PMS: Der Tanz der Hormone – und mehr
Ja, da ist die Biologie. Die Hormone. Der Abfall von Progesteron. Die Verschiebung im Serotoninhaushalt. All das ist real. Aber PMS ist mehr als ein biochemisches Ungleichgewicht. Es ist ein Erleben. Ein Aufbrechen. Ein Spiegel.
Manche erleben es kaum. Andere fühlen sich in dieser Phase wie ein anderes Ich. Wütender, trauriger, verletzlicher. Und dann wieder klarer, mutiger, durchlässiger. Der Körper spricht – aber wir haben verlernt, ihm zuzuhören. Stattdessen bekämpfen wir ihn. Oder schämen uns.
Was wäre, wenn wir ihn ernst nehmen würden? Wenn PMS nicht als Störung, sondern als Sprache betrachtet würde – als Botschaft des Körpers an uns selbst?

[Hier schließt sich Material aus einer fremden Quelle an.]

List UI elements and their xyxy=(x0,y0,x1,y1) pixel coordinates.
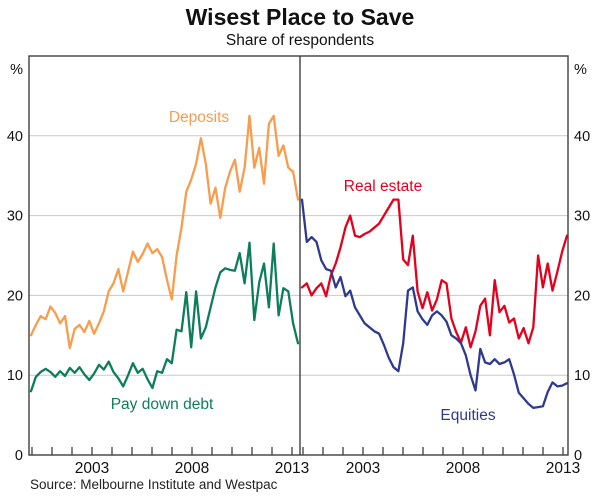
y-axis-label-right-20: 20 xyxy=(574,288,590,304)
series-label-pay-down-debt: Pay down debt xyxy=(111,396,214,413)
x-axis-year-label-2003: 2003 xyxy=(346,460,380,477)
series-line-deposits xyxy=(29,114,300,350)
y-axis-unit-right: % xyxy=(574,62,587,78)
series-line-real-estate xyxy=(300,198,569,349)
x-axis-year-label-2008: 2008 xyxy=(446,460,480,477)
chart-source: Source: Melbourne Institute and Westpac xyxy=(30,477,278,492)
x-axis-year-label-2003: 2003 xyxy=(75,460,109,477)
chart-subtitle: Share of respondents xyxy=(225,32,375,49)
y-axis-unit-left: % xyxy=(10,62,23,78)
y-axis-label-right-40: 40 xyxy=(574,129,590,145)
series-label-equities: Equities xyxy=(440,407,495,424)
series-label-real-estate: Real estate xyxy=(344,178,422,195)
y-axis-label-left-40: 40 xyxy=(7,129,23,145)
y-axis-label-right-10: 10 xyxy=(574,368,590,384)
series-label-deposits: Deposits xyxy=(169,109,230,126)
x-axis-year-label-2013: 2013 xyxy=(546,460,580,477)
chart-title: Wisest Place to Save xyxy=(185,4,415,30)
y-axis-label-left-30: 30 xyxy=(7,209,23,225)
series-line-equities xyxy=(300,198,569,410)
x-axis-year-label-2008: 2008 xyxy=(175,460,209,477)
y-axis-label-left-0: 0 xyxy=(15,448,23,464)
y-axis-label-right-0: 0 xyxy=(574,448,582,464)
y-axis-label-right-30: 30 xyxy=(574,209,590,225)
y-axis-label-left-20: 20 xyxy=(7,288,23,304)
plot-frame xyxy=(28,55,569,456)
series-line-pay-down-debt xyxy=(29,241,300,393)
y-axis-label-left-10: 10 xyxy=(7,368,23,384)
x-axis-year-label-2013: 2013 xyxy=(275,460,309,477)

Gesellschaftliche Zuschreibungen: Zwischen Klischee und Kontrolle
Wenn Emotionen als Schwäche gelten
In einer Welt, die Rationalität zum Ideal erhoben hat, wird alles Emotionale schnell zur Gefahr. Frauen, die fühlen, gelten als „übertrieben“. Als „launisch“. PMS dient dabei allzu oft als Etikett, um echte Gefühle zu diskreditieren. „Ach, das ist nur PMS“ – wie oft hast du das schon gehört oder selbst gedacht?
Dabei zeigt PMS nichts anderes als das, was unter der Oberfläche längst brodelt: Überforderung, Ungleichgewicht, Unausgesprochenes. Der Zyklus bringt das ans Licht, was sonst im Schatten bleibt. Vielleicht ist das nicht das Problem – sondern ein Geschenk.
Sprache, die verletzt – oder heilt
Worte sind mächtig. Wenn wir von „leiden unter PMS“ sprechen, dann schwingt Mangel mit. Schwäche. Doch viele erleben PMS nicht als Krankheit – sondern als Teil ihrer zyklischen Natur. Vielleicht schmerzlich. Vielleicht unbequem. Aber auch: ehrlich. Roh. Echt.
Was wäre, wenn wir anders darüber sprechen würden? Wenn PMS nicht das „Problem“ wäre – sondern ein Wegweiser?
PMS und das System: Wenn Körper nicht in den Alltag passen
Unser Arbeitsleben kennt keine Zyklen. Es kennt Leistung. Und Uhrzeiten. Und To-Do-Listen. Doch der menstruierende Körper ist kein Uhrwerk. Er lebt in Wellen. Und manchmal bricht die Welle eben in der Woche vor der Periode – genau dann, wenn die Deadline ruft oder das Kind krank ist.
PMS macht sichtbar, was im Alltag unsichtbar bleibt:
Wir leben in einem System, das nicht für unsere Körper gemacht wurde. Und deshalb rüttelt es in uns. Laut. Drängend.
PMS hat viele Gesichter. Und alle verdienen Raum.
Schlusswort: PMS als Einladung zur Rückkehr zu uns selbst
Vielleicht ist PMS keine Störung. Vielleicht ist es ein Ruf. Ein Aufschrei unseres Inneren, gehört zu werden – nicht nur mit Tabletten, sondern mit Mitgefühl. Vielleicht erinnert uns PMS daran, dass wir keine Maschinen sind. Dass unsere Kraft nicht im Durchhalten liegt, sondern im Spüren. Und im Zulassen.
PMS ist nicht nur ein medizinischer Begriff. Es ist ein Ausdruck von Leben. Von Wandel. Von Weiblichkeit in all ihrer Widersprüchlichkeit.
Und wenn wir lernen, hinzuhören – wirklich hinzuhören – dann erkennen wir in PMS nicht den Feind, sondern eine Wahrheit, die uns näher zu uns selbst bringt.